My experience in working with the horses is not about proving something, striving to achieve a goal and taking on a challenge to make it your mission. In working with the horses I experience the potential of direct contact with the enormous power that these animals hold and embody. To be in touch with a pure sense of freedom, aliveness and the wild powerful nature. This does not happen through wanting and striving, but with absolute delicacy. It is about quiet presence, deep listening, perceiving and noticing the finest movements that are happening in the present moment. Sensing time that is passing through. Constantly all the time, as long there is breath, with yourself, with the animals.
What is it that stand in the way to be in this state of experience? What is preventing me from accessing this quiet but determined power. What is it that keeps me away from tapping into this frequency of deep connection with life?
My process as part of larger cultural transformation processes?
What wants to die right now in relation to our dominating patriarchal culture? What wants to start anew, what wants to be born?
It is the longing for this ancient connection to life that is referring to our primal nature that always drives me forward. This connection wants to be restored and felt. But how does it work, how do I get there?

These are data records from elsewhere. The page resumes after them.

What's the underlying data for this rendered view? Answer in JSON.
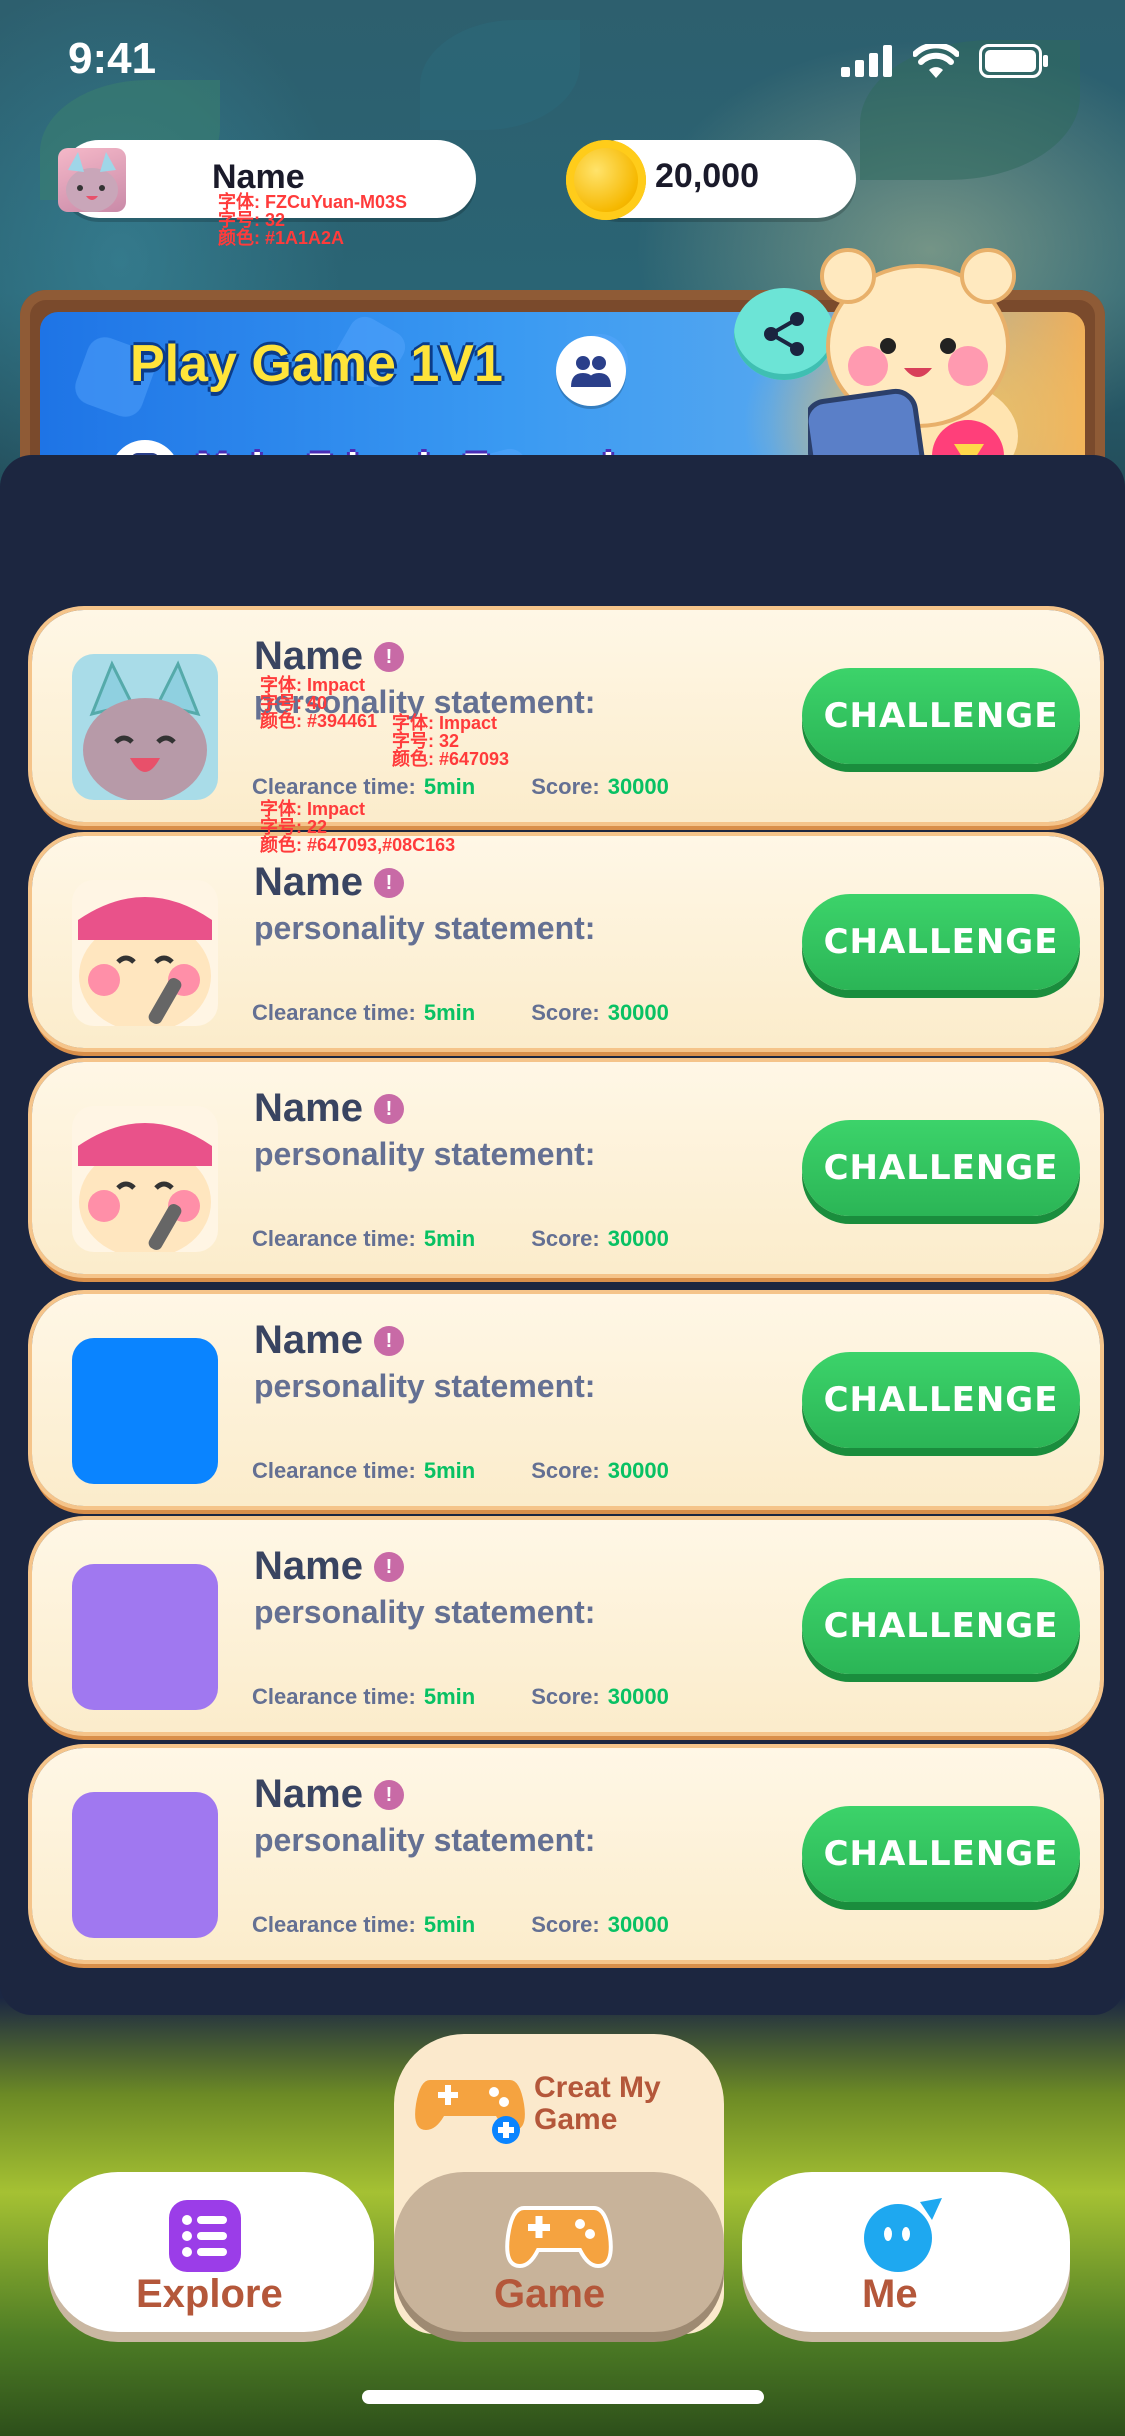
{
  "status_bar": {
    "time": "9:41"
  },
  "profile": {
    "name": "Name",
    "annotation_font": "字体: FZCuYuan-M03S",
    "annotation_size": "字号: 32",
    "annotation_color": "颜色: #1A1A2A"
  },
  "coins": {
    "value": "20,000"
  },
  "banner": {
    "title": "Play Game 1V1",
    "subtitle": "Make Friends Everywhere"
  },
  "list": {
    "annotations": {
      "name_font": "字体: Impact",
      "name_size": "字号: 40",
      "name_color": "颜色: #394461",
      "stmt_font": "字体: Impact",
      "stmt_size": "字号: 32",
      "stmt_color": "颜色: #647093",
      "meta_font": "字体: Impact",
      "meta_size": "字号: 22",
      "meta_color": "颜色: #647093,#08C163"
    },
    "items": [
      {
        "name": "Name",
        "statement": "personality statement:",
        "clearance_label": "Clearance time:",
        "clearance_value": "5min",
        "score_label": "Score:",
        "score_value": "30000",
        "button": "CHALLENGE",
        "avatar": "cat-hood"
      },
      {
        "name": "Name",
        "statement": "personality statement:",
        "clearance_label": "Clearance time:",
        "clearance_value": "5min",
        "score_label": "Score:",
        "score_value": "30000",
        "button": "CHALLENGE",
        "avatar": "cat-pink-hat"
      },
      {
        "name": "Name",
        "statement": "personality statement:",
        "clearance_label": "Clearance time:",
        "clearance_value": "5min",
        "score_label": "Score:",
        "score_value": "30000",
        "button": "CHALLENGE",
        "avatar": "cat-pink-hat"
      },
      {
        "name": "Name",
        "statement": "personality statement:",
        "clearance_label": "Clearance time:",
        "clearance_value": "5min",
        "score_label": "Score:",
        "score_value": "30000",
        "button": "CHALLENGE",
        "avatar": "placeholder",
        "avatar_color": "#0A84FF"
      },
      {
        "name": "Name",
        "statement": "personality statement:",
        "clearance_label": "Clearance time:",
        "clearance_value": "5min",
        "score_label": "Score:",
        "score_value": "30000",
        "button": "CHALLENGE",
        "avatar": "placeholder",
        "avatar_color": "#A078F0"
      },
      {
        "name": "Name",
        "statement": "personality statement:",
        "clearance_label": "Clearance time:",
        "clearance_value": "5min",
        "score_label": "Score:",
        "score_value": "30000",
        "button": "CHALLENGE",
        "avatar": "placeholder",
        "avatar_color": "#A078F0"
      }
    ]
  },
  "tabs": {
    "create_label_line1": "Creat My",
    "create_label_line2": "Game",
    "explore": "Explore",
    "game": "Game",
    "me": "Me"
  },
  "colors": {
    "name": "#394461",
    "statement": "#647093",
    "value_green": "#08C163",
    "challenge_green": "#2BB556"
  }
}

Here is the dilemma: already me trying to get somewhere, tells me that I am not there. So what to do?
Nothing to do.
Take a breath and feel.
Be there for a moment.
Allowing possible pain that comes. Acknowledging the loss and mourn about it. Noticing. Noticing all the places where I am separated from this pure life connection, slowly and without doing anything. Acknowledging, this is the key to a more connected state. The horses teach me to feel, all the areas where I am separated from this wild power, from the immediate presence in the here and now. They tell me when I am in my mind and not sensing the world through my heart. They help me to slow down…
When I become quiet and allow my thoughts to drop, like raindrops splashing down on the wet earth. When I listen to the rhythmic snorting, the chewing noises that surround me, when I feel the richness of the earth beneath me, how it carries and holds me, when I let go from all my ambitions, from all my wanting but instead immersing myself in the momentary experience of what there is right now, when I allow my body to breathe in the smells of hay and wet fur, slowly magic starts to unfold. This huge and powerful yet humble and soft animal comes closer. I feel the warm and alive breath, the soft horse’s snout, on my hand, my neck, my face, my chest. There’s nothing to do, nothing to reach, just feel, let time pass through the bodies. letting there be room for everything. Watching it happen as it happens, from one thing to the next…
and this moment feels like a small yet big victory. There is nothing to reach. It is all ready here. Letting there be room for everything.